A surge in orders for military aircraft sent new orders placed with U.S. factories for durable goods unexpectedly higher in June, data from the Commerce Department showed Wednesday.
Orders for durable goods rose 1.9 percent in June after rising 0.8 percent a month earlier. Economists had forecast a 0.4 percent decline as surveys of purchasing managers and regional Federal Reserve banks indicated contracting demand for U.S. manufactured goods.
The gain was led by a big jump in purchases of defense aircraft. Orders rose 80.6 percent to $9.76 billion in June after rising 9.8 percent in May and 2.4 percent in April. Year to date, orders for defense aircraft are up 12 percent to $32.9 billion.
The monthly figure is the second highest level of orders for defense orders ever, behind the month that followed the 9/11 attacks.
The figures are not adjusted for inflation. In June, the Producer Price Index for goods rose 2.4 percent and is up 17.4 percent compared with 12 months earlier. Excluding food and energy, goods prices were up 0.5 percent in June and 9.1 percent over the year. The index of prices received by U.S. manufacturers of defense goods rose 0.7 percent and was up 15.2 percent for the year.
Excluding defense, orders rose 0.4 percent and yeart-to-date are 11.4 percent above last year’s level. While that exceeds what economists expected, it likely indicates a contraction in orders after adjusting for inflation. Prices of durable consumer goods prices rose 0.5 percent in June and are up 8.4 percent compared with a year ago.

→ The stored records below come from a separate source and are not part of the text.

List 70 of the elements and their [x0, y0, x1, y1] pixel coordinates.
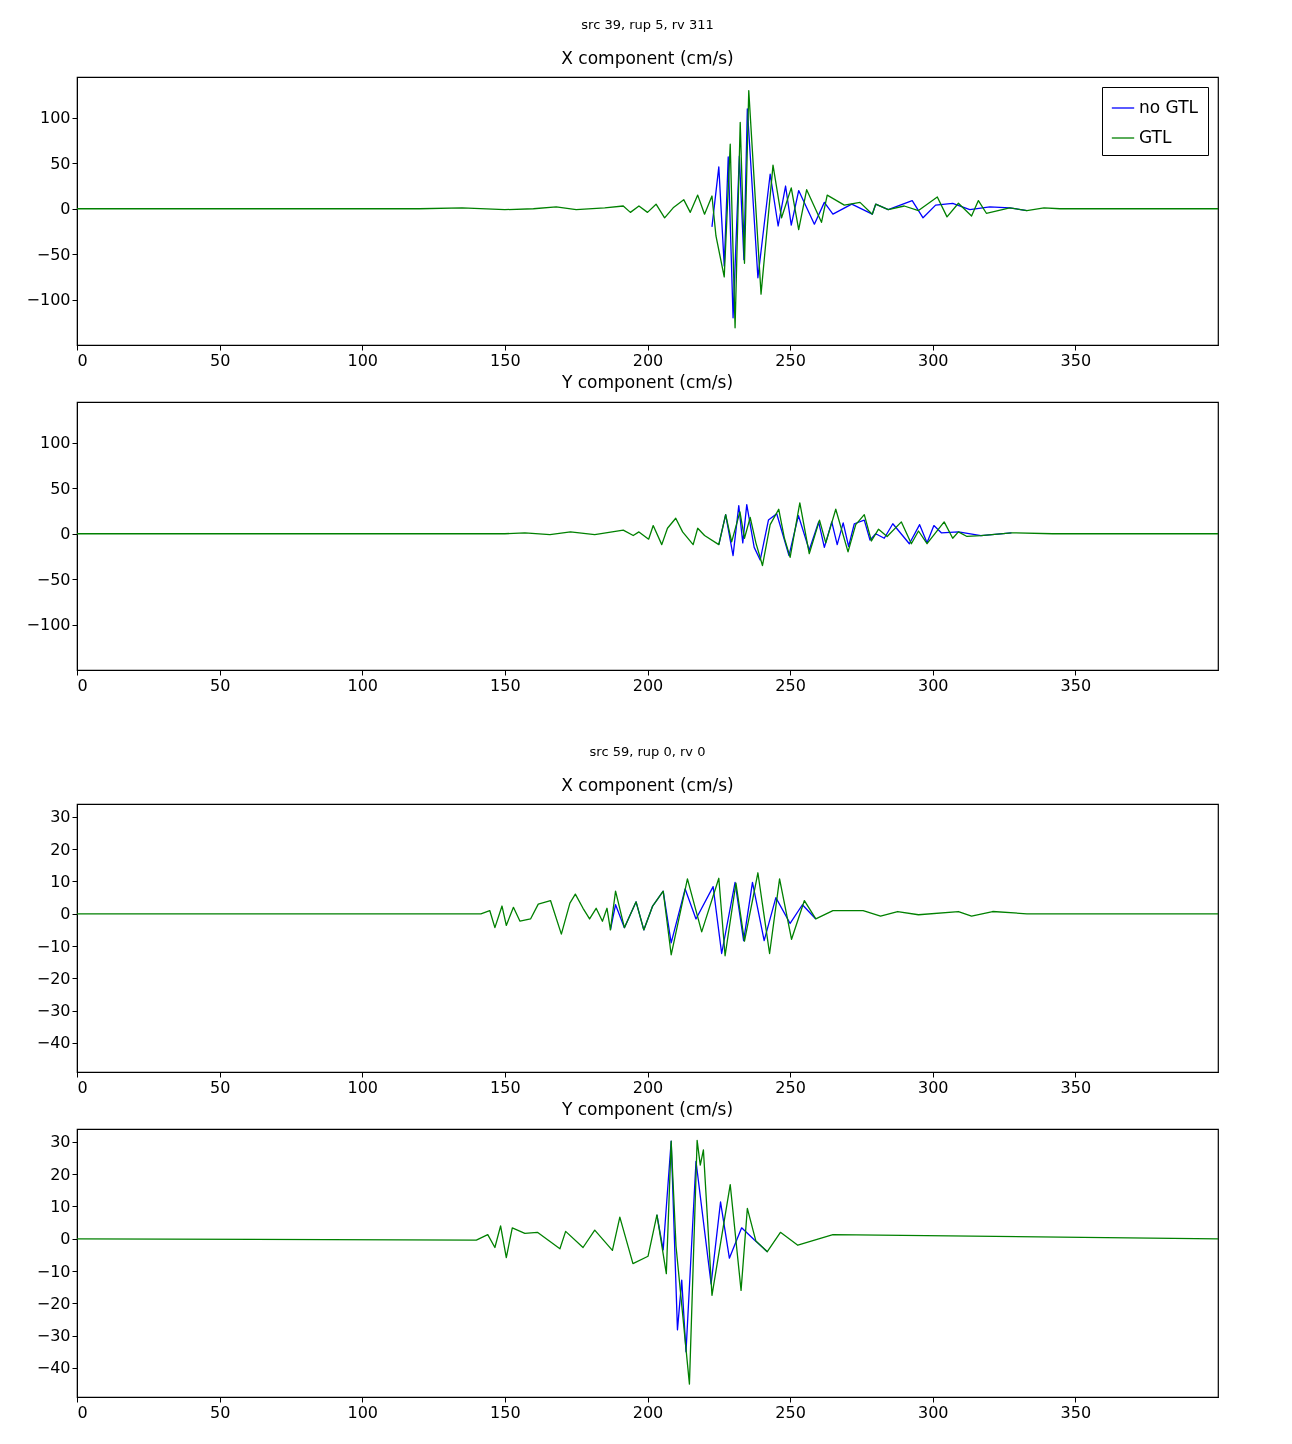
x-tick-label: 300 — [917, 675, 949, 695]
x-tick-label: 50 — [209, 1077, 231, 1097]
x-tick-label: 100 — [347, 1077, 379, 1097]
chart-subtitle: X component (cm/s) — [561, 48, 734, 68]
x-tick-label: 350 — [1060, 675, 1092, 695]
x-tick-label: 50 — [209, 350, 231, 370]
x-tick-label: 300 — [917, 1402, 949, 1422]
chart-title: Y component (cm/s) — [560, 1099, 734, 1119]
x-tick-label: 300 — [917, 1077, 949, 1097]
x-tick-label: 250 — [775, 350, 806, 370]
x-tick-label: 150 — [490, 350, 521, 370]
x-tick-label: 50 — [209, 675, 231, 695]
x-tick-label: 0 — [77, 1077, 88, 1097]
x-tick-label: 100 — [347, 675, 379, 695]
y-tick-label: −10 — [36, 1261, 71, 1281]
line-series — [77, 502, 1218, 567]
x-tick-label: 300 — [917, 350, 949, 370]
y-tick-label: −40 — [36, 1358, 71, 1378]
y-tick-label: −30 — [36, 1001, 71, 1021]
x-tick-label: 250 — [775, 1077, 806, 1097]
x-tick-label: 200 — [632, 1077, 664, 1097]
x-tick-label: 200 — [632, 350, 664, 370]
y-tick-label: −20 — [36, 968, 71, 988]
y-tick-label: 20 — [50, 839, 71, 859]
x-tick-label: 0 — [77, 1402, 88, 1422]
x-tick-label: 350 — [1060, 350, 1092, 370]
y-tick-label: 10 — [50, 871, 71, 891]
y-tick-label: −100 — [26, 290, 71, 310]
x-tick-label: 50 — [209, 1402, 231, 1422]
y-tick-label: −50 — [36, 244, 71, 264]
chart-title: Y component (cm/s) — [560, 372, 734, 392]
x-tick-label: 250 — [775, 1402, 806, 1422]
y-tick-label: 50 — [50, 478, 71, 498]
x-tick-label: 350 — [1060, 1077, 1092, 1097]
y-tick-label: 0 — [60, 904, 71, 924]
y-tick-label: 10 — [50, 1196, 71, 1216]
x-tick-label: 0 — [77, 350, 88, 370]
x-tick-label: 200 — [632, 1402, 664, 1422]
y-tick-label: 0 — [60, 1229, 71, 1249]
y-tick-label: −10 — [36, 936, 71, 956]
x-tick-label: 0 — [77, 675, 88, 695]
x-tick-label: 150 — [490, 1402, 521, 1422]
y-tick-label: 30 — [50, 1132, 71, 1152]
y-tick-label: 50 — [50, 153, 71, 173]
y-tick-label: −40 — [36, 1033, 71, 1053]
chart-title: src 39, rup 5, rv 311 — [581, 17, 714, 32]
y-tick-label: 0 — [60, 199, 71, 219]
chart-subtitle: X component (cm/s) — [561, 775, 734, 795]
line-series — [77, 1139, 1218, 1385]
x-tick-label: 100 — [347, 1402, 379, 1422]
y-tick-label: 100 — [39, 108, 71, 128]
x-tick-label: 250 — [775, 675, 806, 695]
y-tick-label: 30 — [50, 807, 71, 827]
x-tick-label: 200 — [632, 675, 664, 695]
x-tick-label: 150 — [490, 1077, 521, 1097]
line-series — [77, 89, 1218, 329]
y-tick-label: −100 — [26, 615, 71, 635]
chart-title: src 59, rup 0, rv 0 — [589, 744, 706, 759]
x-tick-label: 150 — [490, 675, 521, 695]
legend-label: GTL — [1139, 127, 1172, 147]
line-series — [77, 872, 1218, 957]
y-tick-label: −20 — [36, 1293, 71, 1313]
y-tick-label: 100 — [39, 433, 71, 453]
x-tick-label: 350 — [1060, 1402, 1092, 1422]
legend-label: no GTL — [1139, 97, 1199, 117]
y-tick-label: 0 — [60, 524, 71, 544]
y-tick-label: −50 — [36, 569, 71, 589]
y-tick-label: 20 — [50, 1164, 71, 1184]
y-tick-label: −30 — [36, 1326, 71, 1346]
x-tick-label: 100 — [347, 350, 379, 370]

Core capital goods orders, which strip out aircraft and defense spending, rose 0.5 percent for the month and are up 10.1 percent year to date. These are considered a proxy for business investment and have been up modestly for four consecutive months. Prices of capital equipment for the private sector, however, were up 0.7 percent in June and are up 9.3 percent for the year, suggesting that much or all of the gain is due to inflation.
Orders for cars, trucks, and parts rose 1.5 percent, more than double the 0.7 percent gain in the price of new vehicles tracked by the Consumer Price Index. So far this year, motor vehicle orders are up 12.1 percent, exceeding the 11.4 percent gain in the CPI’s index of new vehicles.
Excluding transportation, new orders were up 0.3 percent in June compared with May and 8.5 percent year-to-date. The monthly figure suggests a contraction after inflation adjustment and the year-to-date figure indicates zero growth.